Três décadas de disputa chegam ao fim com acordo histórico no Paraná
Após exatos trinta anos de intensas disputas judiciais e sociais, o maior e mais antigo conflito fundiário do estado do Paraná finalmente foi encerrado através de um acordo histórico entre o Governo Federal e as empresas Rio das Cobras Ltda. e Araupel S.A. A conciliação, celebrada com mediação da Advocacia-Geral da União (AGU), representa um marco na história da reforma agrária brasileira e trará benefícios diretos para mais de três mil famílias de agricultores estabelecidas nos municípios de Quedas do Iguaçu e Rio Bonito do Iguaçu, localizados na região oeste do estado.
Detalhes do acordo que transforma realidades
O acordo estabelece que mais de 33 mil hectares de terras ficarão disponíveis para a instalação de novas famílias de agricultores, ampliando significativamente as possibilidades de assentamento rural na região. Em contrapartida, o grupo empresarial receberá uma indenização no valor de R$ 584 milhões, que será paga através de precatórios federais, referente às terras da Gleba Pinhal Ralo que foram adquiridas pelo Instituto Nacional de Colonização e Reforma Agrária (Incra). As empresas manterão a posse de 680 hectares, que serão destinados exclusivamente para atividades industriais e projetos de desenvolvimento regional.
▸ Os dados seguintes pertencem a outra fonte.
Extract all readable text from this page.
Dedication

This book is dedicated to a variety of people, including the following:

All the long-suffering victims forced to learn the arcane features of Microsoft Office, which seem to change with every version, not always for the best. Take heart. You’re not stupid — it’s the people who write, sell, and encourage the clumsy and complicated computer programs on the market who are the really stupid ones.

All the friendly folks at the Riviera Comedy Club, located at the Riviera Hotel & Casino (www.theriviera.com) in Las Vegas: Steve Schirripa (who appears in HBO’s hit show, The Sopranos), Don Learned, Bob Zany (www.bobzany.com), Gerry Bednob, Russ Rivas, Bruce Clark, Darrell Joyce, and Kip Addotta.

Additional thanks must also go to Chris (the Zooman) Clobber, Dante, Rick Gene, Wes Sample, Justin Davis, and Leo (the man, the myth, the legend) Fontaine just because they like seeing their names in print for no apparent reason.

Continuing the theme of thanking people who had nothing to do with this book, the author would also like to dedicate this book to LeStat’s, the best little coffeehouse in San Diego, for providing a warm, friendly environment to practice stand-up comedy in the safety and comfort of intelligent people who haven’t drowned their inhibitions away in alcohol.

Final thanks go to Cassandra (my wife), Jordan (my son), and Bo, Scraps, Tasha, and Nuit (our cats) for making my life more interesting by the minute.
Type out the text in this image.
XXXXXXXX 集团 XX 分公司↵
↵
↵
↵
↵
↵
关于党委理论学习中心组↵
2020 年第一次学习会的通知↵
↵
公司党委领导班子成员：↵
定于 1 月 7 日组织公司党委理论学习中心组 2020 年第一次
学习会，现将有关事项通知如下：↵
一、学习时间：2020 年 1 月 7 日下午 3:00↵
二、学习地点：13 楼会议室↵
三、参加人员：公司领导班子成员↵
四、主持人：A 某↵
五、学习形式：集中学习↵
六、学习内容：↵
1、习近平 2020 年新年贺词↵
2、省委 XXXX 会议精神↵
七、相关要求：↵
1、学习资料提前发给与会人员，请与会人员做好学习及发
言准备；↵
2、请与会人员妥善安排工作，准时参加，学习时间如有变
Emoção e esperança entre as famílias beneficiadas
Jonas Fures, morador do acampamento Dom Tomás Balduíno formado em 2015 dentro do território abrangido pelo acordo, descreve o momento com profunda emoção. "É um dia muito especial, talvez seja o dia mais esperado nesses últimos dez anos. É onde as famílias almejam chegar, com a solução definitiva do conflito. Já começamos a sonhar com outras coisas, com um futuro melhor, e também a planejar a vida de assentado e não mais de acampado", afirma com esperança renovada.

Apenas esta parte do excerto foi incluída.